By March 31, 60 students were being housed through the end of the spring semester. Forty remain through the summer session.
Hodges said she believes students and staff have been tested by a force beyond their control and have shown resilience.
"Hopefully we can build our future whether socially distanced or a 'normal' future that is more equitable and considerate of the hidden challenges some students face," she said.

CAL LUTHERAN AIRLIFT 2020
In mid-March, the nearly four dozen students enrolled in Cal Lutheran's study-away program found themselves an ocean or continent from home as a cascading crisis spread across the globe, with airlines canceling flights and nations closing borders.
o Feb. 1: Six weeks prior to what would be Cal Lutheran's version of an airlift - with 9,829 COVID-19 cases globally - the university's Office of Education Abroad staff monitored recommendations from the Centers for Disease Control, World Health Organization and the U.S. State Department several times a day, said Brett Chin, the program's interim director.
A month later - with cases exploding to 85,403 globally - Italian officials shut down universities and ordered foreign students to leave the country. The five CLU students in Italy were notified to book a flight home. Although financial assistance was offered, some students wanted to stay. This had been the dream of their lifetimes.
March Madness global-style began a week later.
o March 7: U.S. officials raise the travel warning for Japan to Level 3. Cal Lutheran carries insurance on students traveling internationally with approved programs. With few exceptions, that policy does not cover travel to countries with a warning status above 2. Without assurance they could complete their programs virtually from the United States, students resisted leaving.
o March 11: President Trump bans all travel to and from Europe.
o March 12: Cal Lutheran notifies students studying abroad to come home.
o March 19: In an unprecedented move, the U.S. State Department issues a Level 4 advisory for all international travel.

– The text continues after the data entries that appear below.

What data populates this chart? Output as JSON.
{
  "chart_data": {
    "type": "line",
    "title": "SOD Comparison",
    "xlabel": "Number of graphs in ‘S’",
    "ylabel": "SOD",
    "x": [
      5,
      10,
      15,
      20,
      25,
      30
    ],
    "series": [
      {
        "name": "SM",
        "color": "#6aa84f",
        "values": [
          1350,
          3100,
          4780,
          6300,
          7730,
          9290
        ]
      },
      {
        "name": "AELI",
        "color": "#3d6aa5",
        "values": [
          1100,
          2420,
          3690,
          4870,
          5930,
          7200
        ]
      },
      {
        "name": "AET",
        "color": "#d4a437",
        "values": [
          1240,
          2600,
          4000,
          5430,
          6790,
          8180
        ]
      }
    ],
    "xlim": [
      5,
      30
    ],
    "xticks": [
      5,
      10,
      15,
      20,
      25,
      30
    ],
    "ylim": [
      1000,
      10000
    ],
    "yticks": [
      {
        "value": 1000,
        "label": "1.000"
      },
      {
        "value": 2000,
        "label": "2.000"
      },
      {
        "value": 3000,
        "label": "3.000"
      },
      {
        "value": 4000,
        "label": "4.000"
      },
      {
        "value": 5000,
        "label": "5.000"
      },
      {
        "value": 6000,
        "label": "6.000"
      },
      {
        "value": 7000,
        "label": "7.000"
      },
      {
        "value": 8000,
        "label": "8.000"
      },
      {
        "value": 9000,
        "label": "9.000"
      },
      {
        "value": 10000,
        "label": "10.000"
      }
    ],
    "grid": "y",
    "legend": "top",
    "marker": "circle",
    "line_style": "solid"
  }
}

The lights burn into the night at the Education Abroad office. Staff members email, call and text via the GroupMe app to check students' progress on their homeward journeys. Airlines vary widely on the cost of changing reservations. Some students encounter airports shutting down. Some have four layovers. Others are flying home into COVID-19 hot spots, like Seattle.
o March 24: All but two students are safely home. Those who refuse to return sign waivers, said Chin, pointing out they are adults.
Kristina McGee's two-day odyssey from Aberdeen, Scotland, to Los Angeles followed a roller coaster of emotions. The junior marketing and communication major said President Trump's travel ban announcement set off a panic among her fellow U.S. students at the University of Aberdeen when it failed to note holders of U.S. pass- ports would be allowed back into the country.
The next day Cal Lutheran's study-abroad staff notified McGee she could enter the United States but advised her to return as soon as possible.
The San Diego resident was lucky, she said. Cal Lutheran's travel agent found an affordable British Airways flight. When she left Aberdeen on March 1 6, the city had a single COVID-19 case. By the time she boarded her plane out of London, most passengers wore masks and gloves.
And the America she left was changed. Customs officials at LAX sported face shields and gloves as they took her temperature and questioned if she had been in high-risk areas. Although she had visited hot spots - Budapest and Amsterdam - authorities let her through.
All international programs eventually moved the majority of classes online and the Registrar's Office worked with the displaced students to make sure they received Cal Lutheran credit. To Chin's knowledge, no student contracted COVID-19.
What business gurus tell us about crisis is true, Chin said. The future belongs to those with a tolerance for ambiguity. These students, he said, were scared and nervous but they did it. In future job interviews, they can tell these stories of resiliency set on a global stage as events transpired at break- neck speed.
"This is how you get entrepreneurs," Chin said.